Der internationalen Zusammenarbeit der Herrschenden in unserer Unterdrückung und Ausbeutung müssen wir unsere internationale Solidarität entgegensetzen. Wir verurteilen die Machenschaften von Merkel, Faymann und Co. zutiefst. Das Zentrum für diese Solidarität der ArbeiterInnen und unterdrückten Jugendlichen muss dabei die Einheit der KurdInnen und der türkischen Arbeiterklasse sein – genau das, was Erdoğan fürchtet wie den Teufel. Alles, was die Grundlagen dieser Einheit zerstört, verurteilen wir zutiefst. Etwa den Anschlag der sogenannten „Freiheitsadler Kurdistans“ auf einen Flughafen in Istanbul und ihre Ankündigung für jeden der 60 Toten von Cizre einen Anschlag auf eine türkische Stadt zu verüben.

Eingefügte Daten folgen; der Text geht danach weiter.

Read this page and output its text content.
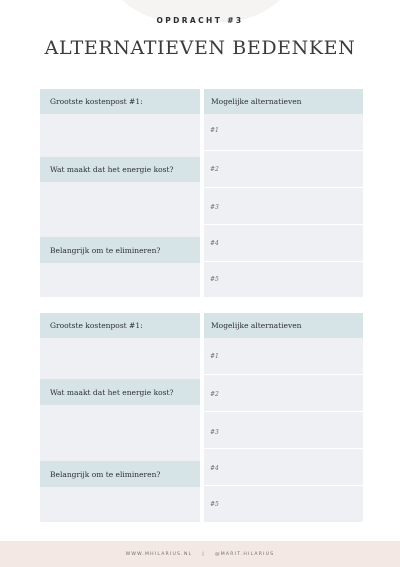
OPDRACHT #3
ALTERNATIEVEN BEDENKEN
Grootste kostenpost #1:
Wat maakt dat het energie kost?
Belangrijk om te elimineren?
Mogelijke alternatieven
#1
#2
#3
#4
#5
Grootste kostenpost #1:
Wat maakt dat het energie kost?
Belangrijk om te elimineren?
Mogelijke alternatieven
#1
#2
#3
#4
#5
WWW.MHILARIUS.NL | @MARIT.HILARIUS
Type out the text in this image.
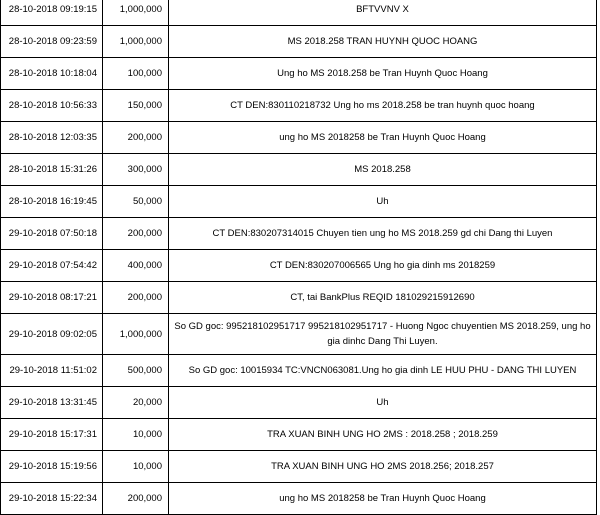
28-10-2018 09:19:15	1,000,000	BFTVVNV X
28-10-2018 09:23:59	1,000,000	MS 2018.258 TRAN HUYNH QUOC HOANG
28-10-2018 10:18:04	100,000	Ung ho MS 2018.258 be Tran Huynh Quoc Hoang
28-10-2018 10:56:33	150,000	CT DEN:830110218732 Ung ho ms 2018.258 be tran huynh quoc hoang
28-10-2018 12:03:35	200,000	ung ho MS 2018258 be Tran Huynh Quoc Hoang
28-10-2018 15:31:26	300,000	MS 2018.258
28-10-2018 16:19:45	50,000	Uh
29-10-2018 07:50:18	200,000	CT DEN:830207314015 Chuyen tien ung ho MS 2018.259 gd chi Dang thi Luyen
29-10-2018 07:54:42	400,000	CT DEN:830207006565 Ung ho gia dinh ms 2018259
29-10-2018 08:17:21	200,000	CT, tai BankPlus REQID 181029215912690
29-10-2018 09:02:05	1,000,000	So GD goc: 995218102951717 995218102951717 - Huong Ngoc chuyentien MS 2018.259, ung ho gia dinhc Dang Thi Luyen.
29-10-2018 11:51:02	500,000	So GD goc: 10015934 TC:VNCN063081.Ung ho gia dinh LE HUU PHU - DANG THI LUYEN
29-10-2018 13:31:45	20,000	Uh
29-10-2018 15:17:31	10,000	TRA XUAN BINH UNG HO 2MS : 2018.258 ; 2018.259
29-10-2018 15:19:56	10,000	TRA XUAN BINH UNG HO 2MS 2018.256; 2018.257
29-10-2018 15:22:34	200,000	ung ho MS 2018258 be Tran Huynh Quoc Hoang
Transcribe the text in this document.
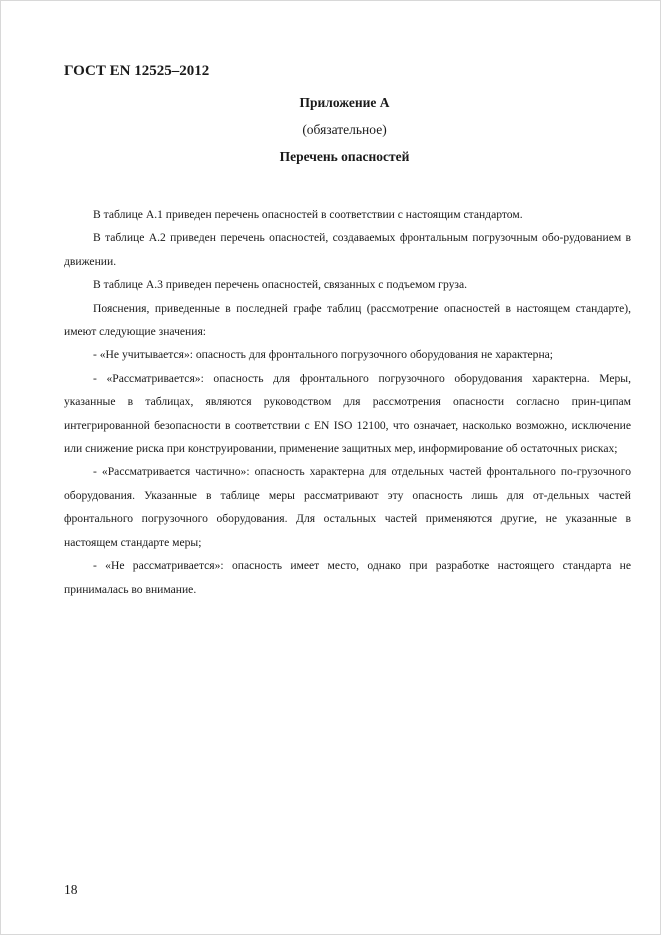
ГОСТ EN 12525–2012
Приложение А
(обязательное)
Перечень опасностей

В таблице А.1 приведен перечень опасностей в соответствии с настоящим стандартом.

В таблице А.2 приведен перечень опасностей, создаваемых фронтальным погрузочным обо-рудованием в движении.

В таблице А.3 приведен перечень опасностей, связанных с подъемом груза.

Пояснения, приведенные в последней графе таблиц (рассмотрение опасностей в настоящем стандарте), имеют следующие значения:

- «Не учитывается»: опасность для фронтального погрузочного оборудования не характерна;

- «Рассматривается»: опасность для фронтального погрузочного оборудования характерна. Меры, указанные в таблицах, являются руководством для рассмотрения опасности согласно прин-ципам интегрированной безопасности в соответствии с EN ISO 12100, что означает, насколько возможно, исключение или снижение риска при конструировании, применение защитных мер, информирование об остаточных рисках;

- «Рассматривается частично»: опасность характерна для отдельных частей фронтального по-грузочного оборудования. Указанные в таблице меры рассматривают эту опасность лишь для от-дельных частей фронтального погрузочного оборудования. Для остальных частей применяются другие, не указанные в настоящем стандарте меры;

- «Не рассматривается»: опасность имеет место, однако при разработке настоящего стандарта не принималась во внимание.

18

Der heldenhafte Abwehrkampf der kurdischen Jugend gegen die türkische Armee ist ein Beispiel dafür, wie machtvoll der Widerstand sein kann, wenn die Unterdrückten erst ihre Angst verloren haben. Doch die türkische Armee wird nicht militärisch zu besiegen sein. Sie ist hochmodern und gleichzeitig eine der größten der Welt.
Der Sieg gegen Erdoğan und damit gegen den türkischen Kapitalismus kann nur mit den Mitteln des Massenkampfes gelingen. Dazu müssen wir politische Forderungen in den Mittelpunkt rücken, die die Einheit der unterdrückten Nation der KurdInnen mit den türkischen ArbeiterInnen herzustellen vermögen. Der Sultan wird nur gestürzt werden, wenn die Soldaten in der Armee die Befehle ihrer Vorgesetzten verweigern, auf Zivilisten zu schießen; wenn das Land durch massenhafte Streiks der ArbeiterInnen, Demonstrationen und Aufstände auch im westlichen Teil des Landes lahmgelegt wird; wenn die YPG keine politische Kompromisse mit dem Imperialismus eingeht. Nur eine Revolution in der gesamten Türkei kann den Kampf des kurdischen Volkes um Freiheit zu einem siegreichen Ende bringen. Und nur eine Beseitigung des Kapitalismus wird dafür garantieren, dass der Sieg der bereits begonnen Revolution gesichert ist!